The XTM initiative began as soon as the ISO 13250 topic maps specification was published. An independent organization called TopicMaps.Org,12 hosted by IDEAlliance, was founded for the purpose of creating and publishing an XTM 1.0 specification as quickly as possible. In less than one year, TopicMaps.Org was chartered and the core of the XTM 1.0 specification was delivered at the XML 2000 conference in Washington, DC, on December 4, 2000, with the final version of XTM 1.0 delivered on March 2, 2001.
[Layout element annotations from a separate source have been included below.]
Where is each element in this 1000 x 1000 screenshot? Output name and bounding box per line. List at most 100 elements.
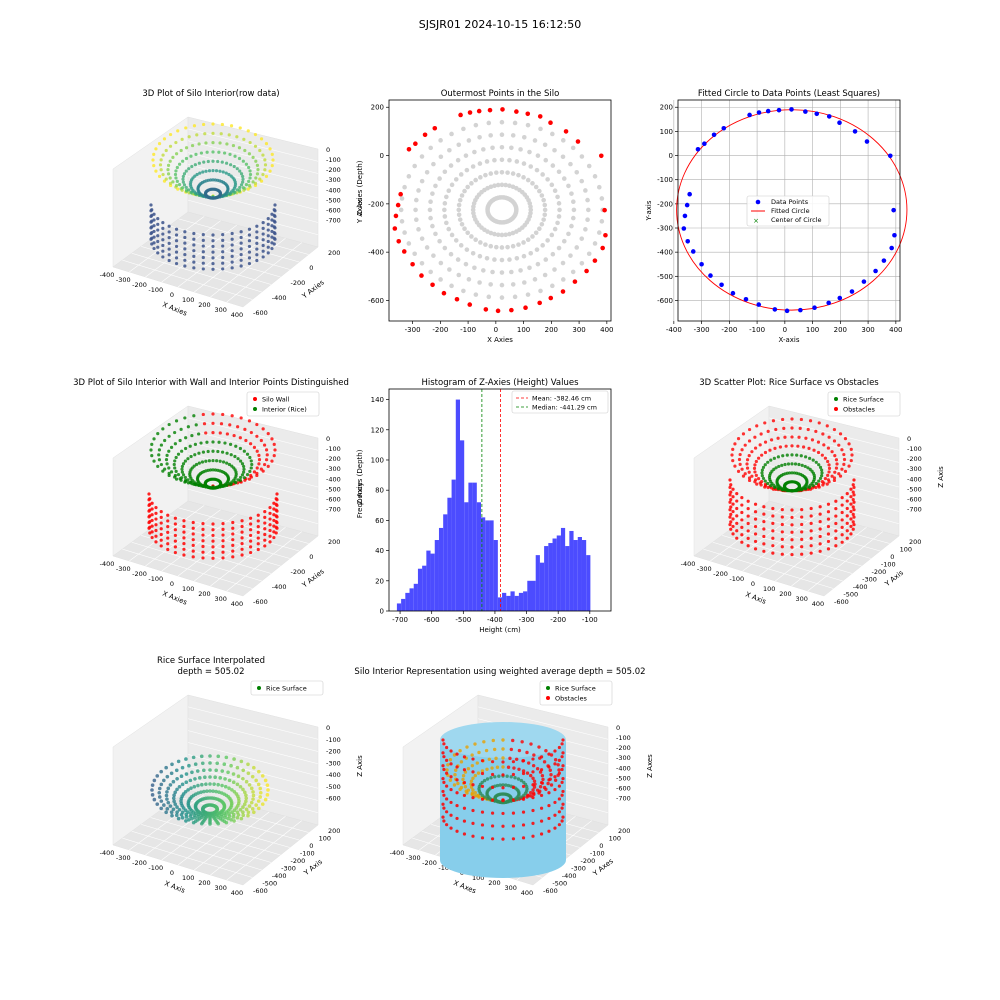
- rice-obstacle-point: [786, 462, 791, 466]
- raw-point: [197, 142, 201, 146]
- interior-point: [466, 138, 472, 143]
- raw-point: [233, 154, 237, 158]
- rice-surface-point: [531, 788, 535, 792]
- rice-surface-point: [456, 781, 460, 786]
- ricesurf-xtick-label: 100: [182, 874, 194, 882]
- raw-point: [239, 172, 244, 176]
- histogram-xtick-label: -700: [392, 616, 408, 624]
- rice-obstacle-point: [832, 476, 837, 480]
- obstacle-point: [455, 791, 459, 795]
- interior-point: [469, 181, 474, 186]
- interior-point: [484, 159, 490, 164]
- obstacle-point: [834, 529, 838, 533]
- raw-point: [268, 147, 272, 151]
- obstacle-point: [455, 829, 459, 833]
- obstacle-point: [442, 780, 446, 784]
- obstacle-point: [731, 532, 735, 536]
- interior-point: [585, 197, 590, 203]
- wall-interior-point: [261, 469, 265, 473]
- interior-point: [428, 269, 433, 275]
- wall-interior-point: [180, 449, 184, 453]
- raw-wall-point: [183, 247, 187, 251]
- interior-point: [525, 177, 531, 183]
- obstacle-point: [852, 478, 856, 482]
- obstacle-point: [729, 527, 733, 531]
- raw-wall-point: [161, 255, 165, 259]
- rice-surface-point: [480, 769, 485, 773]
- rice-obstacle-point: [821, 432, 825, 436]
- raw-point: [219, 132, 223, 136]
- wall3d-grid-back: [187, 453, 319, 488]
- obstacle-point: [480, 759, 485, 763]
- rice-obstacle-point: [754, 473, 758, 477]
- silo-wall-point: [211, 522, 215, 526]
- silo-wall-point: [263, 527, 267, 531]
- rice-surface-point: [501, 738, 505, 742]
- ricesurf-xtick-label: -300: [116, 854, 131, 862]
- rice-obstacle-point: [747, 427, 752, 432]
- rice-obstacle-point: [823, 477, 828, 481]
- interior-point: [424, 245, 430, 250]
- wall3d-legend-marker: [253, 407, 257, 411]
- rice-surface-point: [150, 788, 154, 792]
- ricevsobs-grid-floor: [791, 527, 867, 587]
- raw-point: [237, 156, 242, 161]
- histogram-bar: [535, 555, 540, 611]
- silo-wall-point: [147, 492, 151, 496]
- data-point: [708, 273, 713, 278]
- obstacle-point: [511, 837, 516, 841]
- silo-wall-point: [221, 533, 225, 537]
- rice-surface-point: [188, 778, 193, 783]
- interior-point: [449, 283, 454, 289]
- obstacle-point: [557, 823, 561, 827]
- ricesurf-ytick-label: 200: [328, 827, 340, 835]
- raw-wall-point: [273, 203, 277, 207]
- rice-surface-point: [524, 784, 529, 789]
- obstacle-point: [852, 515, 856, 519]
- silo-wall-point: [272, 518, 276, 523]
- raw-point: [184, 185, 188, 190]
- wall-interior-point: [219, 481, 223, 485]
- outermost-ylabel: Y Axies: [356, 197, 364, 224]
- rice-surface-point: [532, 779, 537, 783]
- raw3d-ytick-label: 0: [309, 264, 313, 272]
- rice-surface-point: [176, 816, 181, 821]
- raw-point: [197, 161, 201, 165]
- obstacle-point: [471, 834, 475, 838]
- wall-interior-point: [186, 425, 190, 429]
- rice-obstacle-point: [736, 437, 741, 441]
- obstacle-point: [771, 514, 775, 518]
- ricevsobs-xtick-label: -400: [681, 560, 696, 568]
- wall-interior-point: [239, 459, 243, 463]
- rice-surface-point: [177, 807, 182, 812]
- obstacle-point: [490, 772, 495, 777]
- rice-surface-point: [553, 758, 558, 762]
- silo-wall-point: [154, 511, 158, 515]
- raw-point: [152, 152, 156, 156]
- rice-obstacle-point: [766, 481, 770, 486]
- obstacle-point: [762, 527, 766, 531]
- rice-surface-point: [509, 747, 514, 752]
- ricevsobs-legend-label: Rice Surface: [843, 396, 884, 404]
- obstacle-point: [561, 764, 565, 768]
- raw-wall-point: [230, 231, 234, 236]
- obstacle-point: [800, 537, 804, 541]
- silorep-xtick-label: 300: [505, 884, 517, 892]
- raw-wall-point: [149, 220, 153, 224]
- interior-point: [461, 126, 466, 132]
- interior-point: [412, 251, 417, 257]
- raw-point: [181, 177, 185, 181]
- rice-surface-point: [250, 807, 255, 811]
- silorep-ztick-label: -600: [616, 784, 631, 792]
- obstacle-point: [553, 800, 557, 805]
- obstacle-point: [531, 757, 535, 761]
- rice-surface-point: [238, 784, 243, 789]
- obstacle-point: [441, 776, 445, 781]
- rice-obstacle-point: [754, 459, 758, 464]
- interior-point: [430, 223, 435, 229]
- wall-interior-point: [173, 430, 177, 435]
- rice-obstacle-point: [760, 453, 764, 457]
- wall3d-xtick-label: 200: [198, 590, 210, 598]
- obstacle-point: [728, 493, 732, 497]
- rice-obstacle-point: [790, 453, 794, 457]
Michel Biezunski (of InfoLoom) and I (of Coolheads Consulting) were the founding cochairs of TopicMaps.Org and coeditors of the Core Deliverables portion of the XTM specification as well as of the remaining portions of the Authoring Group Review version of the specification. In January 2001, Graham Moore (of Empolis) and Steve Pepper (of Ontopia) became the new coeditors, and Eric Freese (of ISOGEN/DataChannel) became the chair of TopicMaps.Org. More recent events in the history of XTM and TopicMaps.Org are discussed in Chapter 4.